Obrońcy życia ze Szczecina po tym, jak dowiedzieli się o zabiciu 21-tygodniowego dziecka z zespołem Downa w szpitalu w Policach, postanowili, że od września pod tą placówką będą organizować czuwania modlitewne. – Będziemy przychodzić tam systematycznie z bannerem, który będzie jasno mówił, że w tym szpitalu zabija się chore dzieci. Nie będzie on nikogo oskarżał, ale ujawniał prawdę. Będziemy też modlić się za tych, którzy zabijają nienarodzonych w tej placówce – wyjaśnia ks. Kancelarczyk, dodając, że taka forma nie powinna nikogo zdenerwować. – Gdybyśmy przyszli pod jakiś szpital z bannerem informującym, że dokonuje się operacji serca i przychodzimy się modlić za tych, którzy dokonują takich operacji, pewnie przyszedł- by jakiś lekarz nam podziękować za tę inicjatywę. W przypadku aborcji nie robimy nic innego – ujawniamy prawdę i mówimy o naszej modlitwie – wyjaśnia kapłan. – Już we wrześniu w Policach staniemy z modlitwą w intencji osób wykonujących aborcję. Skoro są organizowane pikiety antyaborcyjne przed szpitalami, to powinniśmy także organizować takie pikiety, podczas których otaczalibyśmy modlitwą personel szpitala oraz kobiety chcące dokonać aborcji – dodał ks. Kancelarczyk.
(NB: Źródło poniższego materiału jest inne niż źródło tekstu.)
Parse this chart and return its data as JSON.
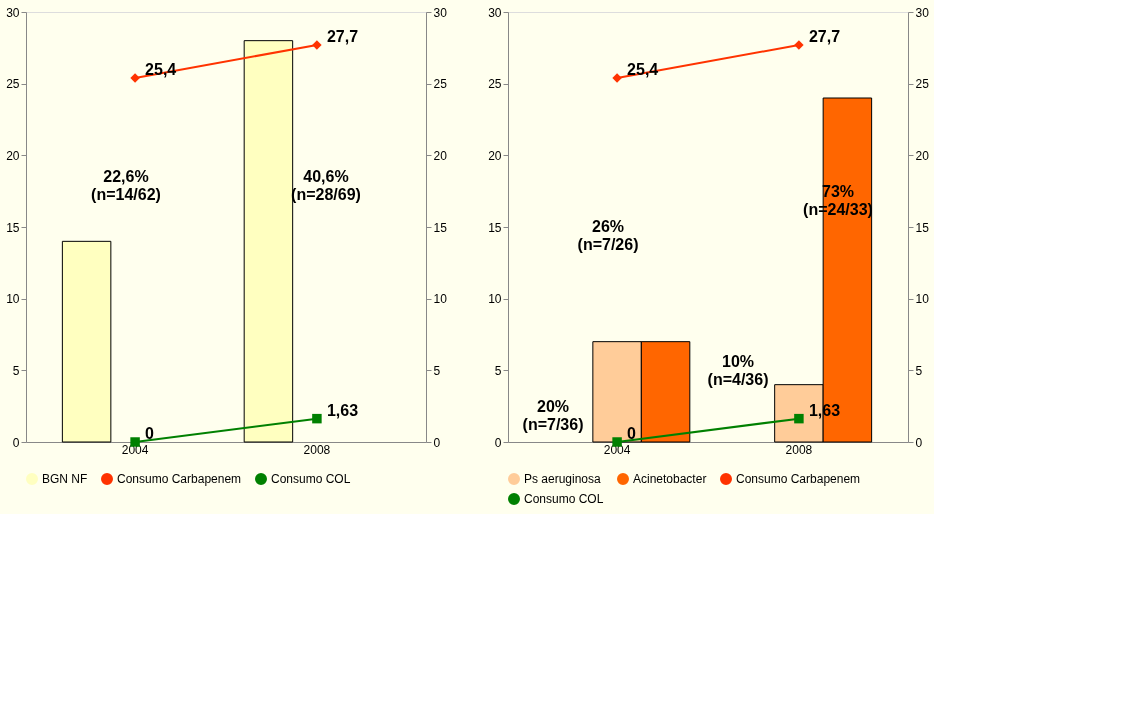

Jak podkreśla kapłan, dobrze by było, gdyby w wielu miastach Polski znaleźli się ludzie, którzy zorganizowaliby taką modlitwę. – Tu nie ma żadnych schematów. Trzeba w kilka osób zebrać się, wyznaczyć termin, przyjść i się modlić. Jak? Jak serce każe – czy to na różańcu, czy Koronką do Bożego Miłosierdzia, czy jeszcze w jakiś inny sposób – mówi, dodając, że ważne jest to, by taka modlitwa odbywała się cyklicznie.
Wszystkich, którzy zorganizują taką akcję modlitewną, prosimy o nadsyłanie do redakcji „Naszego Dziennika” informacji o jej miejscu i terminie. Będziemy te dane publikować. Dzięki mobilizacji wielu środowisk może uda się stworzyć grupy, które będą systematycznie modlić się za tych, którzy zabijają poczęte dzieci. – A modlitwa ma wielką moc. Potrafi zmieniać ludzi. Módlmy się, a resztę zostawmy Panu Bogu – apeluje ks. Kancelarczyk.